Essas condições nos remetem a uma reflexão: para haver condenação do ato de dar esmolas é necessário ter certeza de que temos as condições sociais para eliminá-las. A primeira condição é o fim da desigualdade social. Mas isso, entre nós, ainda é uma realidade em construção, alcançada por um caminho que estamos trilhando, calçando com vigorosas políticas, mas ainda não é fato. Precisamos então verificar se temos as políticas sociais estruturadas adequadamente de modo que as pessoas necessitadas possam ter a devida ajuda do Estado. Esse é um dos propósitos da estruturação e consolidação da ampla rede de proteção e promoção social em torno da qual estamos trabalhando no governo federal. É uma rede formada por políticas normatizadas em lei, amplamente discutidas com a sociedade, com objetivos, normas, procedimentos e metas definidas por critérios objetivos. No entanto, para que essa rede republicana funcione efetivamente, é fundamental a adesão e participação de todos os entes federados para que as políticas cheguem, efetivamente, àqueles que mais precisam.

A crítica da esmola é pertinente na medida em que denuncia as condições sociais que permitem sua existência e que evidenciam o seu lado indigno.

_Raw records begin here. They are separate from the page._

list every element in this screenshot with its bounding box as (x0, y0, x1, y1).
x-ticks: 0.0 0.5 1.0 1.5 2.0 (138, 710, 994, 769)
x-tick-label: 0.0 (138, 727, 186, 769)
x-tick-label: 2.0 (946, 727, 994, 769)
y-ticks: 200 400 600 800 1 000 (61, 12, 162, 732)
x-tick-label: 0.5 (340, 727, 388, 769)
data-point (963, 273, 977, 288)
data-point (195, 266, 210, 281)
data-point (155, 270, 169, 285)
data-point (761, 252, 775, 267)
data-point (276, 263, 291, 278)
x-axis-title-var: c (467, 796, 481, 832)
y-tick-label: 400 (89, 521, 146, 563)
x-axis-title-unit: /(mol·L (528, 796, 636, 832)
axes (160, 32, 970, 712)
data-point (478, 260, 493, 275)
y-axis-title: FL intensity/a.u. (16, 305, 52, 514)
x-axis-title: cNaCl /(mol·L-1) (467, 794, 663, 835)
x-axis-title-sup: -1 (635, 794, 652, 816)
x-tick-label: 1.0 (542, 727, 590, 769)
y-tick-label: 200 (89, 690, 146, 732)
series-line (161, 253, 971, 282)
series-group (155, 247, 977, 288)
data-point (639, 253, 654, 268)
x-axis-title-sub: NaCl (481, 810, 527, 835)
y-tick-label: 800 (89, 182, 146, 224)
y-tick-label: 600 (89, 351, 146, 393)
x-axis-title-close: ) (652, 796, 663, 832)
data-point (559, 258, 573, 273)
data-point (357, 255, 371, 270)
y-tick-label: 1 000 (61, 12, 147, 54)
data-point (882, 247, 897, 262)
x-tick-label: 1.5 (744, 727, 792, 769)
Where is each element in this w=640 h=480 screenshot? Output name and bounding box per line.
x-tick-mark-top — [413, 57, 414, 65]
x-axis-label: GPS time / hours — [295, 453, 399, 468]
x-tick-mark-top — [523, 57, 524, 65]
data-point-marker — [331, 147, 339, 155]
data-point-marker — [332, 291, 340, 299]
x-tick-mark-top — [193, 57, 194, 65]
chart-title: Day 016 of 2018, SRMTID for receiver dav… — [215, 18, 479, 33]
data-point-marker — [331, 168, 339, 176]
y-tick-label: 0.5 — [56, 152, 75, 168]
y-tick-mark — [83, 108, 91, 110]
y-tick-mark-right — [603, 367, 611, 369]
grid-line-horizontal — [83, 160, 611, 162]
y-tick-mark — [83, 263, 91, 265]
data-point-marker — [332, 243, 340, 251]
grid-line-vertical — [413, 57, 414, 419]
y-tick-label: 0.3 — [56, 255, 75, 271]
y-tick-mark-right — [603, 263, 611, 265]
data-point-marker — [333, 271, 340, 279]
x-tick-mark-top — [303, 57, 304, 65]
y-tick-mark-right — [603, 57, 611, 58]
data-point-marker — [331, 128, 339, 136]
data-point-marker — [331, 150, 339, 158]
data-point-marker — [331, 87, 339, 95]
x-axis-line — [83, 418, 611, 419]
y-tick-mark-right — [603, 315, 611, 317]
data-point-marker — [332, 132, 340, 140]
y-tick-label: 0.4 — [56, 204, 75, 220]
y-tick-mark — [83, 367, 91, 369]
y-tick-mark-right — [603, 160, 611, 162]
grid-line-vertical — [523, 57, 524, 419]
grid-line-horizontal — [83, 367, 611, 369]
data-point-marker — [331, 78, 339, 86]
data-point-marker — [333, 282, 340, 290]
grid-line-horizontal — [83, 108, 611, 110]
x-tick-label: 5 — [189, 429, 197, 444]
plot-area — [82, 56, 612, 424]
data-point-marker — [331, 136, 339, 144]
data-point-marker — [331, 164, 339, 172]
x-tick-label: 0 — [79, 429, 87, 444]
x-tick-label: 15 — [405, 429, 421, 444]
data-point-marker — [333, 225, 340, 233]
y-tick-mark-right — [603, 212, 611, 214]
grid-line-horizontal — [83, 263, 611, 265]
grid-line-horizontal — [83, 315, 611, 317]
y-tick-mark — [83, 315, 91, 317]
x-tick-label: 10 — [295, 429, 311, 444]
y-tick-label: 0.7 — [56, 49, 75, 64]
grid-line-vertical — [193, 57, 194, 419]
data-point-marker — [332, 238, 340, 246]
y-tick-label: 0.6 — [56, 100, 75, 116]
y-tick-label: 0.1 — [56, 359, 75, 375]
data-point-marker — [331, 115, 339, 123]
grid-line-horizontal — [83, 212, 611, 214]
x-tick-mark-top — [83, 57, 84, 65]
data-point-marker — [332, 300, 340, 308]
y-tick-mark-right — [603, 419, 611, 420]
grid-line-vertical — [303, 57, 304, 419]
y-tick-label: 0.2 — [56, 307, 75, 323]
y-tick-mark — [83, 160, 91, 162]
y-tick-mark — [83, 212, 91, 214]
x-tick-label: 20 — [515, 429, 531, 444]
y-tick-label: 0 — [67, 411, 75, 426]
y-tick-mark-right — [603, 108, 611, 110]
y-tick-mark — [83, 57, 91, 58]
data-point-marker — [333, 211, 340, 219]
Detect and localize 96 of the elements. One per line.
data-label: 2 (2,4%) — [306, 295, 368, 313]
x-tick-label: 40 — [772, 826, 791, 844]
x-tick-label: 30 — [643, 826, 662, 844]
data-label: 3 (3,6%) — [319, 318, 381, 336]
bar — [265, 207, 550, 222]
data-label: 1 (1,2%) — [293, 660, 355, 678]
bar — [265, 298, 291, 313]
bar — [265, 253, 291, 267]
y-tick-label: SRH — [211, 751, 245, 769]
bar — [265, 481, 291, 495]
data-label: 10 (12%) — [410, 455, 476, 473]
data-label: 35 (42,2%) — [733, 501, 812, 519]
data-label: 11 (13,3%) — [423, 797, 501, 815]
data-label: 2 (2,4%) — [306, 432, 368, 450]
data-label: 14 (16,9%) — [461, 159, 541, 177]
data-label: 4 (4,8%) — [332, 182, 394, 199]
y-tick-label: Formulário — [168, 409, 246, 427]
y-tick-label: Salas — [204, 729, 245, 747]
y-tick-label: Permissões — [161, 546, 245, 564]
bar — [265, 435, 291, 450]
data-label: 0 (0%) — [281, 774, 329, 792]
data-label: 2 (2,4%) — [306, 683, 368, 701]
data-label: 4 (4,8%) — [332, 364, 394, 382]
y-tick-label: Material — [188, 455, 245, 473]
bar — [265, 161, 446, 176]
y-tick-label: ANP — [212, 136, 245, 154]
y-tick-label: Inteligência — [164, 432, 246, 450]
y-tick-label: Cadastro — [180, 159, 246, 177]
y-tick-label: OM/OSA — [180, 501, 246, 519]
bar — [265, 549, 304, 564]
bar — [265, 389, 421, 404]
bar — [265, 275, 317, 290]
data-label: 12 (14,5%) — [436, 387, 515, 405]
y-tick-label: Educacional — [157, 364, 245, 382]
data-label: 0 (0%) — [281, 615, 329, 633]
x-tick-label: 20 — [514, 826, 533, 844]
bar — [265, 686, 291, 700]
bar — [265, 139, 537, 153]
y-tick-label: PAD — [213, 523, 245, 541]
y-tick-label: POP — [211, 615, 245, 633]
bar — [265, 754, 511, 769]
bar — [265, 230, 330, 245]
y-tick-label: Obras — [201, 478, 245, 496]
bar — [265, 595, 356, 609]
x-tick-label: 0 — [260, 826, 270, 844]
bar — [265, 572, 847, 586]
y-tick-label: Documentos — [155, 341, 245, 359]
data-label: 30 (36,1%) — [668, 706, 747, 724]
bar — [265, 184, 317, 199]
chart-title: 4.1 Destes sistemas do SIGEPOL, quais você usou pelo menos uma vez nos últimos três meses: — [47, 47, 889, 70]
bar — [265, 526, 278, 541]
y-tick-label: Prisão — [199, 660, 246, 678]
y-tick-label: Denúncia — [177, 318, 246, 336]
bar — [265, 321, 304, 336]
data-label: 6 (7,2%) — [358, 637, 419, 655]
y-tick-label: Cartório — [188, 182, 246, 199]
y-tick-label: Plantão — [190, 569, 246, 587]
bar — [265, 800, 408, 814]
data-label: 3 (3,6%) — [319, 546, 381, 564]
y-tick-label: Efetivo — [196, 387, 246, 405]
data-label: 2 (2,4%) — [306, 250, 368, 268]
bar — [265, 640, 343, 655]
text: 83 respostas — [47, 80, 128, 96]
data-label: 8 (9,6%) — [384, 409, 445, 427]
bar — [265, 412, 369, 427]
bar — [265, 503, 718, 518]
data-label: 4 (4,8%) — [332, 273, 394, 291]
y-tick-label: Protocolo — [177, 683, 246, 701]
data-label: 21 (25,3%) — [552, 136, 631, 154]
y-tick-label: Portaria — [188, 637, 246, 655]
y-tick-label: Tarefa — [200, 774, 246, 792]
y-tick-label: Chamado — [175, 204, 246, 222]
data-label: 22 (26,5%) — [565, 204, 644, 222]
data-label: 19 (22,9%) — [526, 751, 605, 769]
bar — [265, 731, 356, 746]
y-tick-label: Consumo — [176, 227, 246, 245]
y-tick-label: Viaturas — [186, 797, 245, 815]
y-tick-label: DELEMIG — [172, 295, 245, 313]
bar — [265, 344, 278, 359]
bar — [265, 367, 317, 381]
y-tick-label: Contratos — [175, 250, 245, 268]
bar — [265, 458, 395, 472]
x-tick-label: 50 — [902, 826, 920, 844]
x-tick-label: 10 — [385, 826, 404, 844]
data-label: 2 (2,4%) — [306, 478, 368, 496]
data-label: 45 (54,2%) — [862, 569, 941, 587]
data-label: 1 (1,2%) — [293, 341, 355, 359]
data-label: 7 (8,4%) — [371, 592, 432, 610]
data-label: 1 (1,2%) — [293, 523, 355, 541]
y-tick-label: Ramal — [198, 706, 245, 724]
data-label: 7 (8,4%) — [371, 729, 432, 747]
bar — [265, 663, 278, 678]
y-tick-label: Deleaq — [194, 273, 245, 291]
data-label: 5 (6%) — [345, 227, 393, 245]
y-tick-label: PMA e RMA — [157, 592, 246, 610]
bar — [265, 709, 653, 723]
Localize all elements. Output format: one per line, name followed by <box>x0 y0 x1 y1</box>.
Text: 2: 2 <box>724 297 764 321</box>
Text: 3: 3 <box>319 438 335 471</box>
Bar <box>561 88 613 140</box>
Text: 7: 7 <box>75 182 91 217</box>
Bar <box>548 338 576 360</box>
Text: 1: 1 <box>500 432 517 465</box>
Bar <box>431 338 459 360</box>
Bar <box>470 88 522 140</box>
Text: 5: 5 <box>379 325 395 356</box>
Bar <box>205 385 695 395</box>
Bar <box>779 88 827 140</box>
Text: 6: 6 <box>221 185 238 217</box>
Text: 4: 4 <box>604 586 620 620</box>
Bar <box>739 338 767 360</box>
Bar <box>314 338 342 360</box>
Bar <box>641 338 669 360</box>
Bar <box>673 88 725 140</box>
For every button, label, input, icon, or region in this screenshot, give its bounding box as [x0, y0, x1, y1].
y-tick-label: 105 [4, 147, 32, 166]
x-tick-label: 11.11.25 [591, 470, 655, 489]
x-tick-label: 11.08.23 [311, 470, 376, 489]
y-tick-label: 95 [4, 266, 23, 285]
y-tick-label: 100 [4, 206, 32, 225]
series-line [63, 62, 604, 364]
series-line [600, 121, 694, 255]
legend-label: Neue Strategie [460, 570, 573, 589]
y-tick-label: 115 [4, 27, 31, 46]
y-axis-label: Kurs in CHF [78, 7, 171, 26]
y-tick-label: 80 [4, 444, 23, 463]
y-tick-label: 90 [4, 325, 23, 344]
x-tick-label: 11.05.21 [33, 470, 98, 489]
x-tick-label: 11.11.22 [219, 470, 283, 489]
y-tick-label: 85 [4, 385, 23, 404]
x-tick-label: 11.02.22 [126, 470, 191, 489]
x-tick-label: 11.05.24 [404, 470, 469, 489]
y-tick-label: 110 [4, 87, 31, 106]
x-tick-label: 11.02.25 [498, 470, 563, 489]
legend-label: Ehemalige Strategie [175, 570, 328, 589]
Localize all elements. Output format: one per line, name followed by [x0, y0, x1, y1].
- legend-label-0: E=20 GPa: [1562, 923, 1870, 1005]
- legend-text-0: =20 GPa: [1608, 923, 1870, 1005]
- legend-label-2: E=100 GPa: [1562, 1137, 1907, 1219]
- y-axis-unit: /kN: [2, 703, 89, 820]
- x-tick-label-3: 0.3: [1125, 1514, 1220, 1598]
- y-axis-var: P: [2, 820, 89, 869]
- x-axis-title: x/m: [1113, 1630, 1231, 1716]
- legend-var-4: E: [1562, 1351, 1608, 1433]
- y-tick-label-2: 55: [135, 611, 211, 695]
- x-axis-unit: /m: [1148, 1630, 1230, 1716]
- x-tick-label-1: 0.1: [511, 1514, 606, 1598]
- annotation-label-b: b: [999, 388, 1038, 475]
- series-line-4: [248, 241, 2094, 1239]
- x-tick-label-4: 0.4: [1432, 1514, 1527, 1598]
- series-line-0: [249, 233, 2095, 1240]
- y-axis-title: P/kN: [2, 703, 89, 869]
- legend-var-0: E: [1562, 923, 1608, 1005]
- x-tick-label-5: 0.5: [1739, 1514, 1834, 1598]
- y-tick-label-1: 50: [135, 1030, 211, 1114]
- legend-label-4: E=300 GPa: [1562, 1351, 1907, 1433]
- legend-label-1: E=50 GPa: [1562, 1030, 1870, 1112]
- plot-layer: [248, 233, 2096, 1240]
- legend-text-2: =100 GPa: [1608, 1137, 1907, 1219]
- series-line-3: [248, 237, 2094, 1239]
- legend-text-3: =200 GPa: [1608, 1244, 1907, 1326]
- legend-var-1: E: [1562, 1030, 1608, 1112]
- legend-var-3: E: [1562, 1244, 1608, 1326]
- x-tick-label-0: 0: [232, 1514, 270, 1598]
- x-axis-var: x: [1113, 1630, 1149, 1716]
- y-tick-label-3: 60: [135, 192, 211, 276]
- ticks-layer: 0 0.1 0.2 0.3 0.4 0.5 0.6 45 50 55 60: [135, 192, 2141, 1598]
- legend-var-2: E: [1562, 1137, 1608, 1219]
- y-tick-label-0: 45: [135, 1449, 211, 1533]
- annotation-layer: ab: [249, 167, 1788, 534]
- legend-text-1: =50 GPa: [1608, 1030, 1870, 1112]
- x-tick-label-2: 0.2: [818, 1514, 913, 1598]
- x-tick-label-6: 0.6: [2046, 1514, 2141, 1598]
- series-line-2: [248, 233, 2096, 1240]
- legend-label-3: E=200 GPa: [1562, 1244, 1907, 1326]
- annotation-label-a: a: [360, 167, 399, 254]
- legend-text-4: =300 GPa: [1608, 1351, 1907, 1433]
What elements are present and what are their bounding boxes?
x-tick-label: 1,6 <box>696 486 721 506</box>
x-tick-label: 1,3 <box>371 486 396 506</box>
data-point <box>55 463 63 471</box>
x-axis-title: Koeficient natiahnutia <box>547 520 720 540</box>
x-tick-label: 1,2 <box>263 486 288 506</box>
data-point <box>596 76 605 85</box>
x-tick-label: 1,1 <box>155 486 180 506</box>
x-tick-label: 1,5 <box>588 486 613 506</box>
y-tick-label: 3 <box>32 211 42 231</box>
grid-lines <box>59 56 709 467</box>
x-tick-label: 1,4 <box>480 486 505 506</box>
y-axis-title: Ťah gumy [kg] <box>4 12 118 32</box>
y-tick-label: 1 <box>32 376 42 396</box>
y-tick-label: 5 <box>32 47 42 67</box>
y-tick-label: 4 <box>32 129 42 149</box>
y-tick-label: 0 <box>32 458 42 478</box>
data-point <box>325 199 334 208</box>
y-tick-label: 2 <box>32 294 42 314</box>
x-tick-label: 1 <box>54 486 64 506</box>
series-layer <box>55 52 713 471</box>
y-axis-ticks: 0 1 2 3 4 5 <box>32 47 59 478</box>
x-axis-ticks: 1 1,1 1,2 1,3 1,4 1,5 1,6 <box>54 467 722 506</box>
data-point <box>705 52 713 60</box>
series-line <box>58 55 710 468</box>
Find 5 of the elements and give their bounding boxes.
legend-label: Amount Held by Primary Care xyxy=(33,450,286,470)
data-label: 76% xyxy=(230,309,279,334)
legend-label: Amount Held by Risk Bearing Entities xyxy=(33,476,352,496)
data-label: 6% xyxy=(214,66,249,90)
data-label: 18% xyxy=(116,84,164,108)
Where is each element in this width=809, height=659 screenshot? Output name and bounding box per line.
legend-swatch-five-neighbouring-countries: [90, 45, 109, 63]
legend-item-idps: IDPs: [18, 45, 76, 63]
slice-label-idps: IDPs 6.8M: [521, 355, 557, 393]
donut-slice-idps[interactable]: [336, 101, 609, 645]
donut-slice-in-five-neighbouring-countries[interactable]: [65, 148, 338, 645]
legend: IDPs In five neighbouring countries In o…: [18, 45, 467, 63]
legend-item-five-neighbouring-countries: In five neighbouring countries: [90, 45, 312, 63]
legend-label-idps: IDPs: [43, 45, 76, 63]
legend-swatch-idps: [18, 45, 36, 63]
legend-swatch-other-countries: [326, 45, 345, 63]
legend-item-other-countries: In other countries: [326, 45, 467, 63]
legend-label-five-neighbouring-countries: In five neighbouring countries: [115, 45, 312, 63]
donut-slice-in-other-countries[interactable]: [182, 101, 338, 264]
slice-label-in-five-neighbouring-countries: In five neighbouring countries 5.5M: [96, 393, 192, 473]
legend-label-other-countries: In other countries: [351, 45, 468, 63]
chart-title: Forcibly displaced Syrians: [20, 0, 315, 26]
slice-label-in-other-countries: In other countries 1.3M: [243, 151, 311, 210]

Mas devemos cuidar para que essa crítica não resvale para crítica ao ato de ajudar o próximo. Há um significado importante da esmola e o resgate de sua essência, dando a ela o devido lugar que ocupa na construção de valores de fraternidade e solidariedade, é outra maneira de combater a falta de indignidade que reside no ato de dar ou receber esmolas.

No contexto religioso, a esmola guarda a dimensão de combate a injustiça. Na quaresma de 1979, o Papa João Paulo II lembrava que essa abordagem é mesmo anterior ao evangelho, indicando o caminho para Deus. Em hebraico, a palavra utilizada, como observou o Papa em seu texto, é "sedaqah", que significa "justiça". Nas traduções do Novo Testamento, a palavra em grego, "eleemosyne", vem "eleos", que significa compaixão e misericórdia.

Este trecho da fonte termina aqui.